Last January, President Obama announced in his State of the Union Address that a joint effort between state and federal authorities would aim to bring Wall Street's ass to court for civil fraud violations. Although the frustrated liberal base wanted jail time for the 2008 financial crisis, this legal move sought to collect fines from some of downtown Manhattan's top dogs. And to lead this bank justice team? None other than Governor Andrew Cuomo's successor, New York Attorney General Eric Schneiderman.

Since the speech in January, talk of the populist program essentially disappeared until the AG mentioned at the beginning of September that he would be shooting subpoenas at private equity firms, including Mitt Romney's Bain Capital. We reported on this at the time, making the point that other targets were some of the Presidential candidate's largest donors; many of whom we profiled in our 'Mitt Loves N.Y.' series.

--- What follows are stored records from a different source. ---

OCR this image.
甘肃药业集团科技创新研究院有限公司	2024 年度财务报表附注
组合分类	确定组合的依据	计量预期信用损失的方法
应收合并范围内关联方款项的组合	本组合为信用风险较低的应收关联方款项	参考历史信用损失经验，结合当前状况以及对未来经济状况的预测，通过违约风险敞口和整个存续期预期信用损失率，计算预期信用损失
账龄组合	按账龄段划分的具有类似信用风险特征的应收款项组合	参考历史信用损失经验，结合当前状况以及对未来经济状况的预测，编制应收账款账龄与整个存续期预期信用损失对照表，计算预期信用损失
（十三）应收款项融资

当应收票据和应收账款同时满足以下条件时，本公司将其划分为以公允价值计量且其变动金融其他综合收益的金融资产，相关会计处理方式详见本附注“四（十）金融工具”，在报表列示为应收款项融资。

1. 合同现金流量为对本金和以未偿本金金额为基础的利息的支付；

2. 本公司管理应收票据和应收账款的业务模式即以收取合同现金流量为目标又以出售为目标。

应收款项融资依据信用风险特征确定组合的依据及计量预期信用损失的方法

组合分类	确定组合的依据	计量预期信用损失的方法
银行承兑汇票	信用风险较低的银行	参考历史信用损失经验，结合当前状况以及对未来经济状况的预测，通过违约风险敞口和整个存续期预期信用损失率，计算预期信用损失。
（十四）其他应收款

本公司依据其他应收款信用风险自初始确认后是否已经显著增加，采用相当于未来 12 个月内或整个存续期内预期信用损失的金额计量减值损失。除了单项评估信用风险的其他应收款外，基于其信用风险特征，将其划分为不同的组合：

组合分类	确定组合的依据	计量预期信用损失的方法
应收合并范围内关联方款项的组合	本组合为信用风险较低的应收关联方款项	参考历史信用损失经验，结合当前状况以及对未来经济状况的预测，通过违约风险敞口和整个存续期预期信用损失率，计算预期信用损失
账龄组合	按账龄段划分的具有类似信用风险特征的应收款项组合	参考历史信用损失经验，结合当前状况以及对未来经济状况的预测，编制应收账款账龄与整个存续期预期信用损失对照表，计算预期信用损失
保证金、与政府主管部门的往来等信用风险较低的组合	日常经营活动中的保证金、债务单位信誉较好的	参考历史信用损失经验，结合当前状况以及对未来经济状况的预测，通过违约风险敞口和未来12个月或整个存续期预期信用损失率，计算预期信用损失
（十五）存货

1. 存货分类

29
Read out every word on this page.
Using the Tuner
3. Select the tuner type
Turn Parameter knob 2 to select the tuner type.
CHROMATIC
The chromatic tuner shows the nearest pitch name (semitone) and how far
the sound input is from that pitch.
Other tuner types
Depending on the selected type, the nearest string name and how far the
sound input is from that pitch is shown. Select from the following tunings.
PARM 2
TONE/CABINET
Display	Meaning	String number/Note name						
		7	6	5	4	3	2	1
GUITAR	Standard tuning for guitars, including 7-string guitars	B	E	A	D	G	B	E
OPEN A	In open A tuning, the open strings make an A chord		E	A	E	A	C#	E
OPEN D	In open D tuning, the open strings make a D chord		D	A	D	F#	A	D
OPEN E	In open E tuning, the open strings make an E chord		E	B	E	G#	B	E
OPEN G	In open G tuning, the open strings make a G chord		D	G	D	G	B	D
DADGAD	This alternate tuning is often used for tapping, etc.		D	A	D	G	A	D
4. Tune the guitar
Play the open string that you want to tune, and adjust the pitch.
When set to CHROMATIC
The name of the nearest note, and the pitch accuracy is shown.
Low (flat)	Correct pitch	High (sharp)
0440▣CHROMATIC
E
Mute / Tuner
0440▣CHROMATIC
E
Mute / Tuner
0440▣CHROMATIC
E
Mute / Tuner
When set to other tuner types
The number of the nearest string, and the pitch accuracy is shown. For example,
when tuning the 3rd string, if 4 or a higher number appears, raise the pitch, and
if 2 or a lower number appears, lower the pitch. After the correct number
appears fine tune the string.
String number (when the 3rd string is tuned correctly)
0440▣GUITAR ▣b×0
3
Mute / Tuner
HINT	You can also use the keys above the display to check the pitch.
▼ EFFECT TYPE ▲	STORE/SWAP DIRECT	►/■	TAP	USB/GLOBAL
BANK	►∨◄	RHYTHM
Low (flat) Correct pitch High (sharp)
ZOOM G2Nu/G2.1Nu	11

However, yesterday, the first major lawsuit from what has come to be known as the Residential Mortgage-Backed Securities Group arrived from Schneiderman's desk: an accusation at financial titan J.P. Morgan Chase for its acquisition of Bear Stearns, the bank that sank in the Implosion of 2008 and later bought by J.P. Morgan for $2 a share - a deal moderated and cheered by the federal government at the time. According to the lawsuit, Bear Stearns had "kept investors in the dark" about seemingly everything that was going on pre-financial-meltdown. 

Aside from the $550 million SEC settlement with Goldman Sachs, it is, arguably, the largest action taken by a governmental agency towards what happened Downtown during those fateful months that brought the global economy to its knees.

Now, that should get a few people's attention.